Les Blue Jays sur un fil, les Yankees à l’infirmerie
Toronto peut-il remettre ça en (MLB) ? Franchement, pas sûr. George Springer affiche 36 balais au compteur et on doute qu’il puisse encore porter l’attaque sur ses épaules toute l’année. Pareil pour les surprises de l’an passé comme Lukes et Clement : répéter de telles saisons, c’est souvent mission impossible. Mais le vrai gros point noir des Jays, c’est la rotation. Partir au combat en laissant Bieber, Berríos et Yesavage à l’infirmerie, c’est se tirer une balle dans le pied direct. Heureusement qu’il reste Vladdy Guerrero Jr. pour claquer des balles dans les gradins et sauver les meubles. On les voit autour de 91 victoires.
Chez les Yankees, le portrait est quasiment le même. Sur le papier, ça fait très peur avec Aaron Judge, Cody Bellinger et Jazz Chisholm. Le bullpen a enfin de la gueule avec Bednar et Doval pour verrouiller les fins de matchs. Le gros souci ? La rotation est déjà en ruines. Gerrit Cole, Carlos Rodón et Clarke Schmidt sont sur la touche avant même que ça commence. Et on ne parle même pas de Giancarlo Stanton, dont la santé est devenue une vaste blague. Si la rotation survit avec des bouts de ficelle, ça peut aussi taper les 91 victoires. Mais c’est un énorme « si ».
Boston veut tout casser, Baltimore sort les gros bras
Attention aux Red Sox cette année en (MLB). Ils n’ont plus le temps de rigoler et ont sérieusement retapé leur rotation en allant chercher Sonny Gray et Ranger Suárez. Au bâton, ça promet un max avec l’arrivée de Wilson Contreras pour encadrer des petits jeunes aux dents longues comme Roman Anthony et Jarren Duran. C’est une équipe super jeune (25 ans de moyenne d’âge si on enlève les vétérans), donc attendez-vous à des montagnes russes. Mais s’ils prennent feu en même temps, ils peuvent carrément braquer la division. C’est notre favori avec 92 victoires au compteur.
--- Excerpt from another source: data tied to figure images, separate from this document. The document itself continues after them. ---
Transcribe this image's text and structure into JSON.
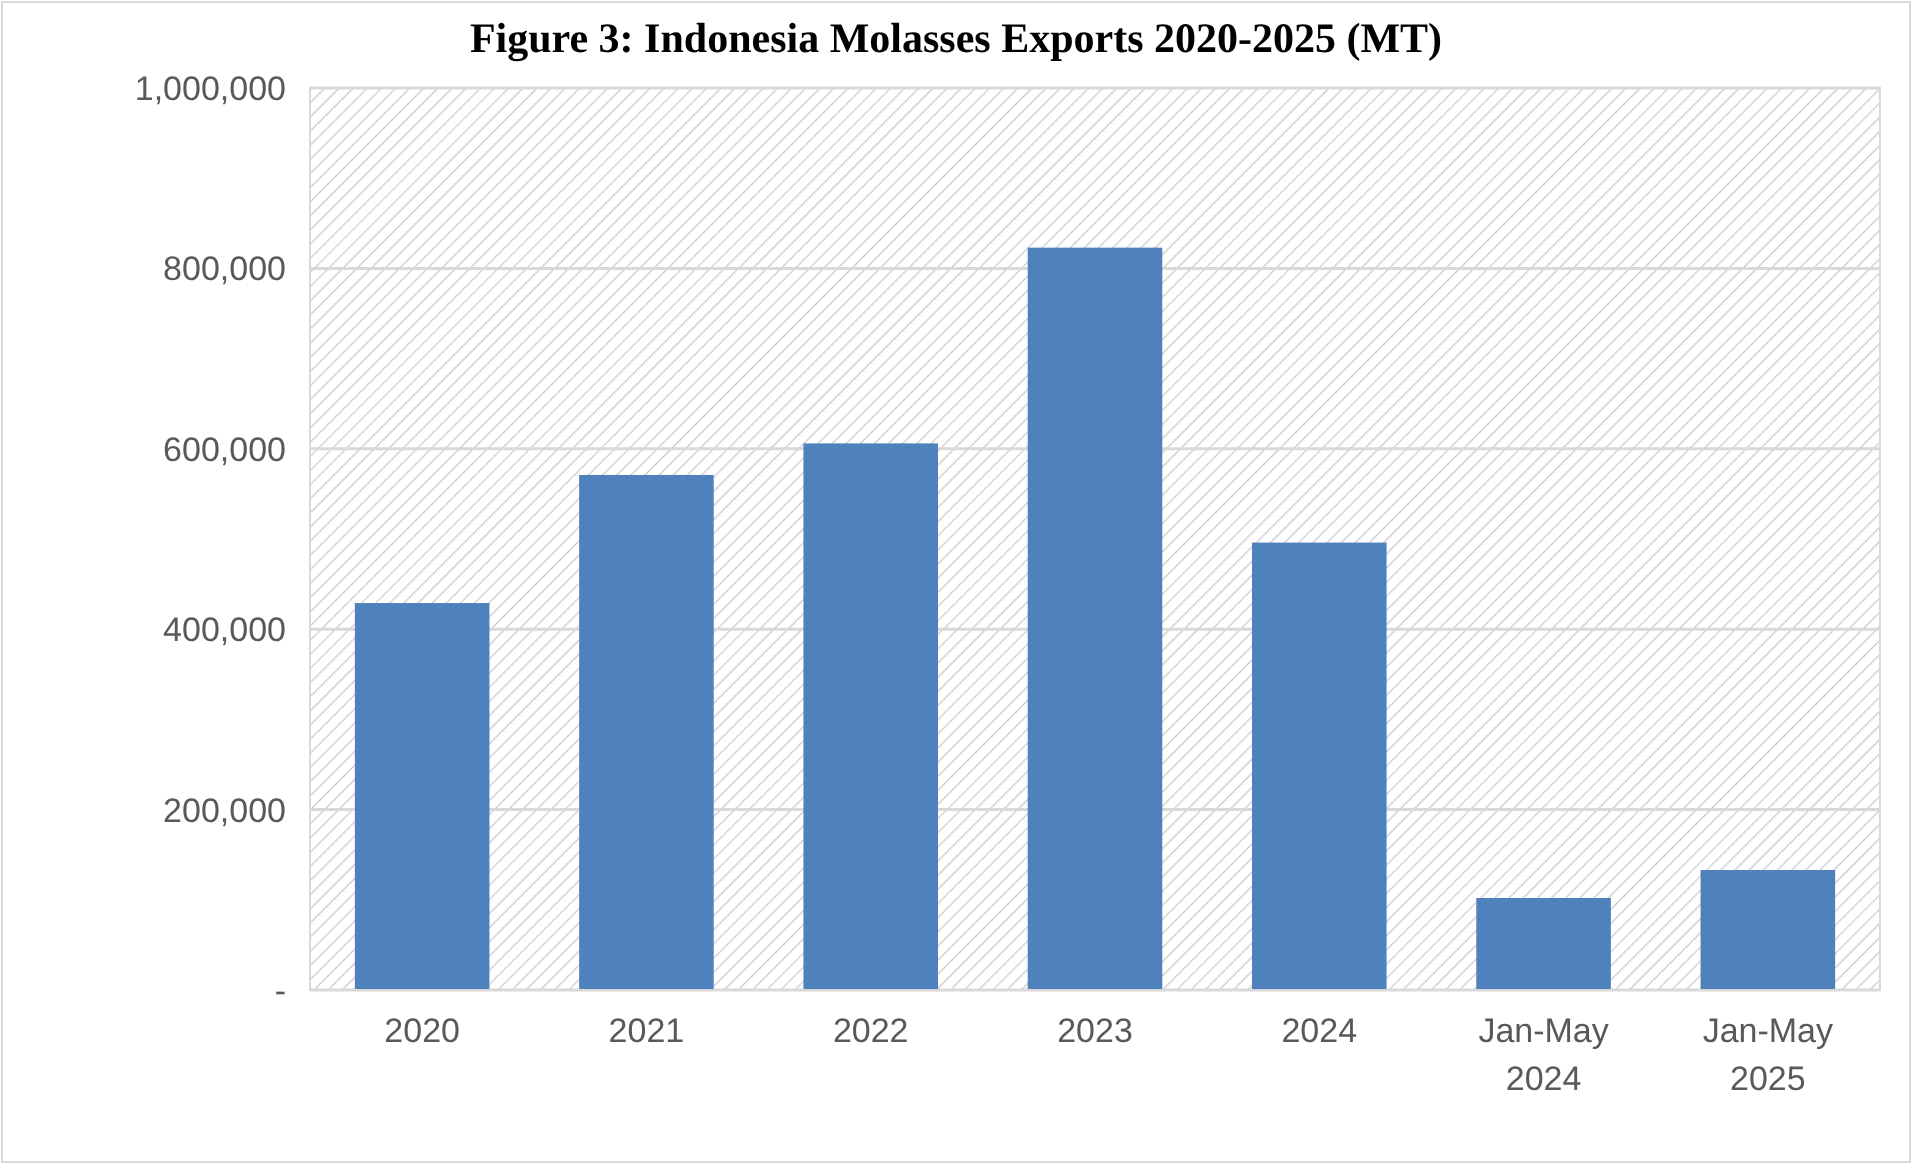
{
  "chart_data": {
    "type": "bar",
    "title": "Figure 3: Indonesia Molasses Exports 2020-2025 (MT)",
    "categories": [
      "2020",
      "2021",
      "2022",
      "2023",
      "2024",
      "Jan-May\n2024",
      "Jan-May\n2025"
    ],
    "values": [
      429000,
      571000,
      606000,
      823000,
      496000,
      102000,
      133000
    ],
    "color": "#4f81bd",
    "ylim": [
      0,
      1000000
    ],
    "yticks": [
      {
        "value": 0,
        "label": "-"
      },
      {
        "value": 200000,
        "label": "200,000"
      },
      {
        "value": 400000,
        "label": "400,000"
      },
      {
        "value": 600000,
        "label": "600,000"
      },
      {
        "value": 800000,
        "label": "800,000"
      },
      {
        "value": 1000000,
        "label": "1,000,000"
      }
    ],
    "grid": "y"
  }
}
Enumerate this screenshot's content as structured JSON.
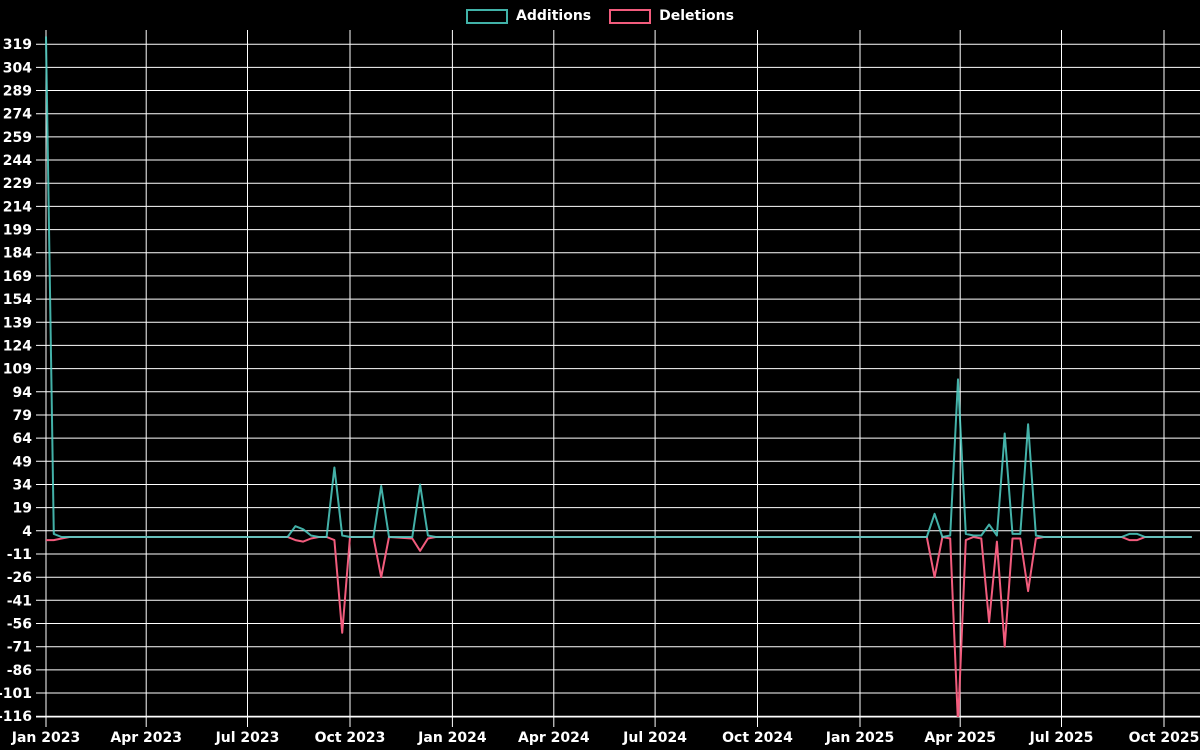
{
  "chart_data": {
    "type": "line",
    "title": "",
    "background": "#000000",
    "grid": true,
    "legend_position": "top-center",
    "legend": [
      {
        "label": "Additions",
        "color": "#41b2a8"
      },
      {
        "label": "Deletions",
        "color": "#f25c7d"
      }
    ],
    "x_axis": {
      "type": "time",
      "ticks": [
        {
          "label": "Jan 2023",
          "date": "2023-01-01"
        },
        {
          "label": "Apr 2023",
          "date": "2023-04-01"
        },
        {
          "label": "Jul 2023",
          "date": "2023-07-01"
        },
        {
          "label": "Oct 2023",
          "date": "2023-10-01"
        },
        {
          "label": "Jan 2024",
          "date": "2024-01-01"
        },
        {
          "label": "Apr 2024",
          "date": "2024-04-01"
        },
        {
          "label": "Jul 2024",
          "date": "2024-07-01"
        },
        {
          "label": "Oct 2024",
          "date": "2024-10-01"
        },
        {
          "label": "Jan 2025",
          "date": "2025-01-01"
        },
        {
          "label": "Apr 2025",
          "date": "2025-04-01"
        },
        {
          "label": "Jul 2025",
          "date": "2025-07-01"
        },
        {
          "label": "Oct 2025",
          "date": "2025-10-01"
        }
      ]
    },
    "y_axis": {
      "min": -116,
      "max": 319,
      "tick_step": 15,
      "ticks": [
        319,
        304,
        289,
        274,
        259,
        244,
        229,
        214,
        199,
        184,
        169,
        154,
        139,
        124,
        109,
        94,
        79,
        64,
        49,
        34,
        19,
        4,
        -11,
        -26,
        -41,
        -56,
        -71,
        -86,
        -101,
        -116
      ]
    },
    "series": [
      {
        "name": "Additions",
        "color": "#41b2a8",
        "points": [
          [
            "2023-01-01",
            324
          ],
          [
            "2023-01-08",
            2
          ],
          [
            "2023-01-15",
            0
          ],
          [
            "2023-08-06",
            0
          ],
          [
            "2023-08-13",
            7
          ],
          [
            "2023-08-20",
            5
          ],
          [
            "2023-08-27",
            1
          ],
          [
            "2023-09-03",
            0
          ],
          [
            "2023-09-10",
            0
          ],
          [
            "2023-09-17",
            45
          ],
          [
            "2023-09-24",
            1
          ],
          [
            "2023-10-01",
            0
          ],
          [
            "2023-10-22",
            0
          ],
          [
            "2023-10-29",
            33
          ],
          [
            "2023-11-05",
            0
          ],
          [
            "2023-11-26",
            0
          ],
          [
            "2023-12-03",
            34
          ],
          [
            "2023-12-10",
            1
          ],
          [
            "2023-12-17",
            0
          ],
          [
            "2025-03-02",
            0
          ],
          [
            "2025-03-09",
            15
          ],
          [
            "2025-03-16",
            0
          ],
          [
            "2025-03-23",
            1
          ],
          [
            "2025-03-30",
            102
          ],
          [
            "2025-04-06",
            2
          ],
          [
            "2025-04-13",
            1
          ],
          [
            "2025-04-20",
            1
          ],
          [
            "2025-04-27",
            8
          ],
          [
            "2025-05-04",
            1
          ],
          [
            "2025-05-11",
            67
          ],
          [
            "2025-05-18",
            2
          ],
          [
            "2025-05-25",
            2
          ],
          [
            "2025-06-01",
            73
          ],
          [
            "2025-06-08",
            1
          ],
          [
            "2025-06-15",
            0
          ],
          [
            "2025-08-24",
            0
          ],
          [
            "2025-08-31",
            2
          ],
          [
            "2025-09-07",
            2
          ],
          [
            "2025-09-14",
            0
          ],
          [
            "2025-10-26",
            0
          ]
        ]
      },
      {
        "name": "Deletions",
        "color": "#f25c7d",
        "points": [
          [
            "2023-01-01",
            -2
          ],
          [
            "2023-01-08",
            -2
          ],
          [
            "2023-01-15",
            -1
          ],
          [
            "2023-01-22",
            0
          ],
          [
            "2023-08-06",
            0
          ],
          [
            "2023-08-13",
            -2
          ],
          [
            "2023-08-20",
            -3
          ],
          [
            "2023-08-27",
            -1
          ],
          [
            "2023-09-03",
            0
          ],
          [
            "2023-09-10",
            0
          ],
          [
            "2023-09-17",
            -2
          ],
          [
            "2023-09-24",
            -62
          ],
          [
            "2023-10-01",
            0
          ],
          [
            "2023-10-22",
            0
          ],
          [
            "2023-10-29",
            -26
          ],
          [
            "2023-11-05",
            0
          ],
          [
            "2023-11-26",
            -1
          ],
          [
            "2023-12-03",
            -9
          ],
          [
            "2023-12-10",
            -1
          ],
          [
            "2023-12-17",
            0
          ],
          [
            "2025-03-02",
            0
          ],
          [
            "2025-03-09",
            -26
          ],
          [
            "2025-03-16",
            0
          ],
          [
            "2025-03-23",
            -1
          ],
          [
            "2025-03-30",
            -121
          ],
          [
            "2025-04-06",
            -2
          ],
          [
            "2025-04-13",
            0
          ],
          [
            "2025-04-20",
            -1
          ],
          [
            "2025-04-27",
            -55
          ],
          [
            "2025-05-04",
            -3
          ],
          [
            "2025-05-11",
            -71
          ],
          [
            "2025-05-18",
            -1
          ],
          [
            "2025-05-25",
            -1
          ],
          [
            "2025-06-01",
            -35
          ],
          [
            "2025-06-08",
            -1
          ],
          [
            "2025-06-15",
            0
          ],
          [
            "2025-08-24",
            0
          ],
          [
            "2025-08-31",
            -2
          ],
          [
            "2025-09-07",
            -2
          ],
          [
            "2025-09-14",
            0
          ],
          [
            "2025-10-26",
            0
          ]
        ]
      }
    ]
  }
}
Du côté de Baltimore, la direction a pété un plomb après le fiasco monumental de l’an dernier (75 malheureuses victoires). La solution ? Sortir le chéquier et ramener de la pure puissance. Avec Pete Alonso et Taylor Ward, les Orioles viennent littéralement d’injecter 74 circuits à leur alignement. Ajoutez à ça Gunnar Henderson et un Adley Rutschman qui doit obligatoirement rebondir, et ça va cogner très fort. Le hic, c’est que les pépites comme Jackson Holliday commencent l’année cassées. On table tout de même sur un gros sursaut d’orgueil avec 87 victoires.
L’art de la survie made in Tampa Bay en MLB
Comme toujours, les Rays vont bricoler avec les moyens du bord et réussir à embêter tout le monde. Ils ont récupéré Gavin Lux et Cedric Mullins pour amener de la profondeur, tout en s’appuyant sur l’énorme talent de Junior Caminero (22 ans) et les jambes de feu de Chandler Simpson. Sur le monticule, on reprend la même recette : un comité de lanceurs géré de main de maître par Kevin Cash, sans doute l’un des managers les plus malins de la ligue. Ça ne fera pas de miracles pour jouer le titre de division, mais ça grattera ses 82 victoires habituelles pour jouer les trouble-fêtes parfaits.